We cannot get enough of vaccines and viruses. Even before COVID-19 has a chance to make its way out, we brought in another virus, with an even more sensationalized name, Monkeypox. It is another zoonotic virus, meaning it transfers from animals to humans, but it travels through sexual or direct contact, not through airborne means.
But with such a sensationalized name, the media has been keen on keeping an eye on the virus’s progress. By most recent accounts, nearly 500 cases have spread across 30 mostly African countries, which is where the virus is normally found and where most outbreaks have occurred.
But unlike COVID-19, Monkeypox has been around for years, yet largely ignored until now, much to the chagrin of African and Asian scientists, who now chafe at the media’s portrayal of the latest outbreak.
“Journalists and editors of global North media outlets badly need training on how to not be racist and stigmatizing in their reporting [of] Ebola, COVID-19, monkeypox”, tweeted Dr. Madhu Pai, Professor of Epidemiology and Global Health at McGill University.
Indeed, lost in the undercurrent of swirling narratives on COVID-19 are the latent, racially charged notions through which we conflate health and culture. It is far more prevalent than we would like to imagine, and we have all experienced it.
In 2020, in the early days of the COVID-19 pandemic, racially charged attacks against Chinese Americans surged alongside COVID-19 cases. We blamed Chinese diets, we blamed Chinese living conditions; we attributed anything Chinese as somehow indicative of COVID-19 – sometimes subtly, but more often than not, quite overtly.
We cannot help but correlate race with health. It is the lasting legacy of Nineteenth century colonial thought. In that era, the White man reigned supreme, and alongside intellectual superiority came cultural supremacy. So all things White came to mean all things good. European sanitization practices, hygiene norms, and other everyday health and sanitation measures were seen as the standard. Any deviation thereof was considered a mark of inferiority.
Flash forward two centuries, and we see the cultural legacies of such beliefs. Diseases that affect European or less melanated peoples garner greater media attention and public health scrutiny internationally. Diseases like malaria infect thousands across the globe annually, but are poorly covered because they affect regions of the world deemed to be inferior in the era of colonialism, and consequently ignored in today’s media.
This makes all the recent hoopla around Monkeypox conspicuous to say the least, because the disease itself is far less virulent than it was just a few years ago, when it hardly attracted any media attention.
In 2018, more than 2,800 suspected cases were reported in the Democratic Republic of the Congo alone. The year after, there were nearly 3,800 in that country. By 2020, half a century after the first human Monkeypox infection was found in the central African country – then known as Zaire – the total tally of suspected annual cases neared 6,300, including 229 deaths.

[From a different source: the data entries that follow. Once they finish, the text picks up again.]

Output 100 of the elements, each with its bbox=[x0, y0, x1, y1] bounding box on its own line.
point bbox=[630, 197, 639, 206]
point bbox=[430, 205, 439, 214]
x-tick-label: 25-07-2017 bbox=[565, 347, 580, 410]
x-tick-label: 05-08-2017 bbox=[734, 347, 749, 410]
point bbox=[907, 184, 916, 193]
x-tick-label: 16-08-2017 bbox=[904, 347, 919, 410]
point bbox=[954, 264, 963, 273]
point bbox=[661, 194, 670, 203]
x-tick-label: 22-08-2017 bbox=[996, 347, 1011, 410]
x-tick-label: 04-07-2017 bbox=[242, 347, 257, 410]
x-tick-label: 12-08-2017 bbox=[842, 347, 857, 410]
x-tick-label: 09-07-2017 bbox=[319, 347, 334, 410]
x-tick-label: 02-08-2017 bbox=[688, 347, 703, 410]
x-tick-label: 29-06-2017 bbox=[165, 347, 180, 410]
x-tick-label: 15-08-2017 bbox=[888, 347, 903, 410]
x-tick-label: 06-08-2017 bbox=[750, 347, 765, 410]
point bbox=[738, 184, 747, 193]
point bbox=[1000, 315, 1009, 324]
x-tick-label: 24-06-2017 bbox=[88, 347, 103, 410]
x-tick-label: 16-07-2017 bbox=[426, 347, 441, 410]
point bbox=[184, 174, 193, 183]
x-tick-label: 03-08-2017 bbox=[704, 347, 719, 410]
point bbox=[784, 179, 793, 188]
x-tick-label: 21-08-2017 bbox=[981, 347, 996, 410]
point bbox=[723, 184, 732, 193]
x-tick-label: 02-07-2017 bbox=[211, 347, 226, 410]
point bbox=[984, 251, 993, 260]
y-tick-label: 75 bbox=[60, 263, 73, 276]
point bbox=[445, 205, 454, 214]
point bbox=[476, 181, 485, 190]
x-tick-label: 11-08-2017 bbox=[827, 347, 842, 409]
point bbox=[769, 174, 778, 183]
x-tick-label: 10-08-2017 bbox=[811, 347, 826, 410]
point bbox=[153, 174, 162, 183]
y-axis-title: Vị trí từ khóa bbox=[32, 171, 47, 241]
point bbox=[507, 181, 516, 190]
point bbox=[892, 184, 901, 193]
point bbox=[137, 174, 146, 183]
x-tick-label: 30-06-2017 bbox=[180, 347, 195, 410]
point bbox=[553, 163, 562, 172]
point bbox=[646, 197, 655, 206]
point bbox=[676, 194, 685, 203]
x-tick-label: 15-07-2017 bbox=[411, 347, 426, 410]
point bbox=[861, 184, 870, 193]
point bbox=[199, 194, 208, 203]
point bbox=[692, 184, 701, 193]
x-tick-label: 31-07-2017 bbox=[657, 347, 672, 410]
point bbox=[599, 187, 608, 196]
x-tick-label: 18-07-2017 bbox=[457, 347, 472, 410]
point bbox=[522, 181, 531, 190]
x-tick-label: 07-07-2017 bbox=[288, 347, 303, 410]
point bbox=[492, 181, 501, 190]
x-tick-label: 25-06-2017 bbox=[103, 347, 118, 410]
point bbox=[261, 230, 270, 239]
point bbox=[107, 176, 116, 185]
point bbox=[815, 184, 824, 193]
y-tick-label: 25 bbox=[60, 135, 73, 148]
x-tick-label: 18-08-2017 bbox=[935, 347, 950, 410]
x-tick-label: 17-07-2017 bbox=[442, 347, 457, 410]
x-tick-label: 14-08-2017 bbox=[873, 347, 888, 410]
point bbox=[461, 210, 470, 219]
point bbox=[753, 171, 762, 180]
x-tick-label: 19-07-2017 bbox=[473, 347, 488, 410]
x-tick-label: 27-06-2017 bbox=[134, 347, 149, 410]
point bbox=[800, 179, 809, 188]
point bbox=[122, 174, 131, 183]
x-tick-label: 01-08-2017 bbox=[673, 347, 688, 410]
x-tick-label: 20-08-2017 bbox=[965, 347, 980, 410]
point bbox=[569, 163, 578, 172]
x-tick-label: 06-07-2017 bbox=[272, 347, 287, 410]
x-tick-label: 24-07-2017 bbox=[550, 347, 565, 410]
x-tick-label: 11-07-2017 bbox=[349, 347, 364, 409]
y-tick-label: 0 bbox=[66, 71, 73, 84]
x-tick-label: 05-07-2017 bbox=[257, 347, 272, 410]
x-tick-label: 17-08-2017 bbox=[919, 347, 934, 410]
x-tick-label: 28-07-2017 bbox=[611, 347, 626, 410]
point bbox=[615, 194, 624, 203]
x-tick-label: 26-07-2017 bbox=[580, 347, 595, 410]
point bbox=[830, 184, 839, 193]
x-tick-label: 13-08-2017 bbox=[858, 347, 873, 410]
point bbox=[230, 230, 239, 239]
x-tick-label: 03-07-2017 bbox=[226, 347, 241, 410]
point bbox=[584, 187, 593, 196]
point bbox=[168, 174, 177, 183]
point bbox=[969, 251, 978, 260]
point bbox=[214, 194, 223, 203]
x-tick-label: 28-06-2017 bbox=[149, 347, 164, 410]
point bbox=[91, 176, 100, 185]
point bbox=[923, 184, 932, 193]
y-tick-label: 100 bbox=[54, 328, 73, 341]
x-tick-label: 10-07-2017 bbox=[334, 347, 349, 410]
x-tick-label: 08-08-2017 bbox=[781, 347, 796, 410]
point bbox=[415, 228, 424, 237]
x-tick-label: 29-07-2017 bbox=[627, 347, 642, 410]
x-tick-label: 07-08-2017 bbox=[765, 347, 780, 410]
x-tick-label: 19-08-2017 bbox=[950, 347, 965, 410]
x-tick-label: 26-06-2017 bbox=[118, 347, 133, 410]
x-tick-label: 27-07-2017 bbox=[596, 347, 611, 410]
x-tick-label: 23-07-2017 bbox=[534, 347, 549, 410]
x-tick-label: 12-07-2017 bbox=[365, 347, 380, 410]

In the grand scale of viral deaths, this is on the lower end, in line with other endemic viruses in other parts of the world. But what makes this latest outbreak of Monkeypox unique, and therefore generating the current media attention, is that cases have now spread to other parts of the world.
As of June 1st, there were 19 cases across 10 states in the United States. It is a small number, but unprecedented for a virus endemic to Central Africa. Some blame international travel, others speculate a recent mutation, but mostly, we have little reason to believe this presents with any additional risk beyond other Monkeypox outbreaks. All cases so far have been transmitted sexually, which indicates the virus has limited virulence potential.
Regardless, we are already prepared with millions of Monkeypox vaccines. This is a good sign, no doubt. We know from COVID-19 the importance of preemptive action and we have prepared accordingly. But what is concerning is how all of it is being portrayed. We seem to have learned nothing over the years about the cultural impact of biased healthcare reporting. As a result, media reports on Monkeypox remain charged with the same latent racism and colonial moralizations we saw early in the COVID-19 pandemic.
Even the name itself suggests as much. Monkeypox does not actually come from monkeys. The most recent zoonotic transmissions of the virus come from rodents. Yet the name persists, largely because the perpetuating trope of Africans and monkeys continues its shameful juxtaposition.
If there is anything the pandemic has taught us, it is how we think affects the health perceptions we hold. And if we continue to think about healthcare and culture through the same biased legacy-laden frameworks, then we will inevitably repeat the same mistakes that come from that thinking. And we will continue to make the same mistakes.
The thing is, there is a limit to the number of mistakes we can make until they finally catch up to us. Hopefully, we will learn before then.